Botanical Name: Momordica dioica
Species: M. dioica
Common Names:Kaksa, Spiny gourd or Spine gourd, Balsam pear, Prickly carolaho, Teasle gourd or Kantola,
In bengal it is called Kankrol
Assamese: avandhya, bhat-kerela • Bengali: bhat korola, ghee korola, kankrol • Gujarati: katwal • Hindi: Ban karela • Kannada: karchi-balli, madahagala gadde • Konkani: Phagil • Malayalam: Ben-pavel, erimapasel • Marathi: Kartoli • Rajasthani: Bara -Karela, Kankera, Kankoda • Sanskrit: Karkotaki, Karkoti • Tamil: Meluku-pakal, Palu-pakal • Telugu: Adavikakara, Akakara
Habitat: Momordica dioica is native to E. Asia – Pakistan, India, Sri Lanka.It grows on worm climate during rainey season.
Momordica dioica is a perennial, rhozomatous, distinctly dioecious climbing plant producing stems 3 – 5 metres long that scramble over the ground or climb into the surrounding vegetation, attaching themselves by means of tendrils.

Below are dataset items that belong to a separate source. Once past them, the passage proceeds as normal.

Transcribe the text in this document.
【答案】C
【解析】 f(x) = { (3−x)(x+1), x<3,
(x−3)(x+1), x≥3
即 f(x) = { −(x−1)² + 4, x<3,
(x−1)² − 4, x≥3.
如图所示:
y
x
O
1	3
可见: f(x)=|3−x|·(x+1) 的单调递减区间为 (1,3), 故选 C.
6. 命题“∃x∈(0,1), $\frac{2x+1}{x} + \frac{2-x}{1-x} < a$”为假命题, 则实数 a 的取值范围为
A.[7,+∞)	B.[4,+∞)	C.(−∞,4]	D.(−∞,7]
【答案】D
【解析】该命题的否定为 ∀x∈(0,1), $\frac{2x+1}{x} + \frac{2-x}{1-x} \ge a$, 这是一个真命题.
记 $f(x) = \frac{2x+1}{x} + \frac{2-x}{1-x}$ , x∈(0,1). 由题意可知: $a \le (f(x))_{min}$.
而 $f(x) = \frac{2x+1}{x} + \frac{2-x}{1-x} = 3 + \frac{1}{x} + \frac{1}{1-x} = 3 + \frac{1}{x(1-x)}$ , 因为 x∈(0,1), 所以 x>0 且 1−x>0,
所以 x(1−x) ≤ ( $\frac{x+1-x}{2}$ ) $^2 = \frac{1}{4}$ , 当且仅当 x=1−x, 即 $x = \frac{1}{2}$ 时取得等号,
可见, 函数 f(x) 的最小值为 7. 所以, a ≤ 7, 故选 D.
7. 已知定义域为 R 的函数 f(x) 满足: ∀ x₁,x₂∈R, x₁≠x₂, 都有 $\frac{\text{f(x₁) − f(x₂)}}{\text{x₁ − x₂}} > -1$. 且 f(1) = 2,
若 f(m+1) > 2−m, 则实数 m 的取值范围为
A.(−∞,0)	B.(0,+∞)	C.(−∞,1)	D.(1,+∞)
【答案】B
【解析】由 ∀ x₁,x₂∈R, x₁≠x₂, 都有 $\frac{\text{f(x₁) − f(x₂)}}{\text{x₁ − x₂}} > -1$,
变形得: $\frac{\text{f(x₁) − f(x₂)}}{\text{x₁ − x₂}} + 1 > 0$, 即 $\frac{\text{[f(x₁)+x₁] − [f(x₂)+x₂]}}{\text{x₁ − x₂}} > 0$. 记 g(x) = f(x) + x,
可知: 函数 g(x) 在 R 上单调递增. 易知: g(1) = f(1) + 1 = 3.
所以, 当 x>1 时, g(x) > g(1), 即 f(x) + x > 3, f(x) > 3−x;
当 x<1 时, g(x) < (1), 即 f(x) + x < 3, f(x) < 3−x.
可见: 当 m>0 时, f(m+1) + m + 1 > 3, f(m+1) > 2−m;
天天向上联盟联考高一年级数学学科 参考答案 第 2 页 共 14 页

It has three varities M. dioica, M. cochinchinensis and M. subangulata subsp. renigera are much confused, although they are quite distinct in flowers and fruits. All three share a large bract at the base of flower (tip of peduncle) and male and female flowers on different plants.
Based on flower the three can be differentiated in that flowers of dioica are yellow, without dark spots (nectaries) at the base of corolla, whereas remaining two have distinct dark dots at the base of pale yellow to nearly white corolla. The corolla lobes of M. cochinchinensis are pointed at tip, they are obtuse or rounded at tip.
The fruits of dioica and M. subangulata are narrowed distinctly towards tip, whereas they are rounded at ends in M. cochinchinensis, in which the spines are not that dense, fruit larger mostly longer than 8 cm, turning yellow and finally red. In M. dioica fruits are smaller, usually shorter than 6 cm densely covered with longer spines. In M. subangulata there are two subspecies, subangulata with longitudinal ridges, no spines, surface totally smooth, and subsp. renigera with tubercles present and in longitudinal rows, surface more or less spinescent if ridges are present.
Requires a soil rich in organic matter if optimum yields are to be achieved.
A dioecious plant, male and female forms need to be grown if fruit and seed are required.
Propagation: It is propagated by underground tubers and also through seeds.
Fruit are edible – cooked. Used as a vegetable. The young, green, spiny fruits are much esteemed as a curry-vegetable. They are quite palatable, rather sweet and entirely free of bitterness.
A semi-drying oil is extracted from the seed.
Tender shoots and leaves. Used as greens.
The tuberous root is used in medicine. The roots of female plants are larger than those of the male and are preferred for medicinal uses. They are applied in bleeding piles and urinary complaints. The root paste is applied over the body as a sedative in fever.
Disclaimer : The information presented herein is intended for educational purposes only. Individual results may vary, and before using any supplement, it is always advisable to consult with your own health care provider.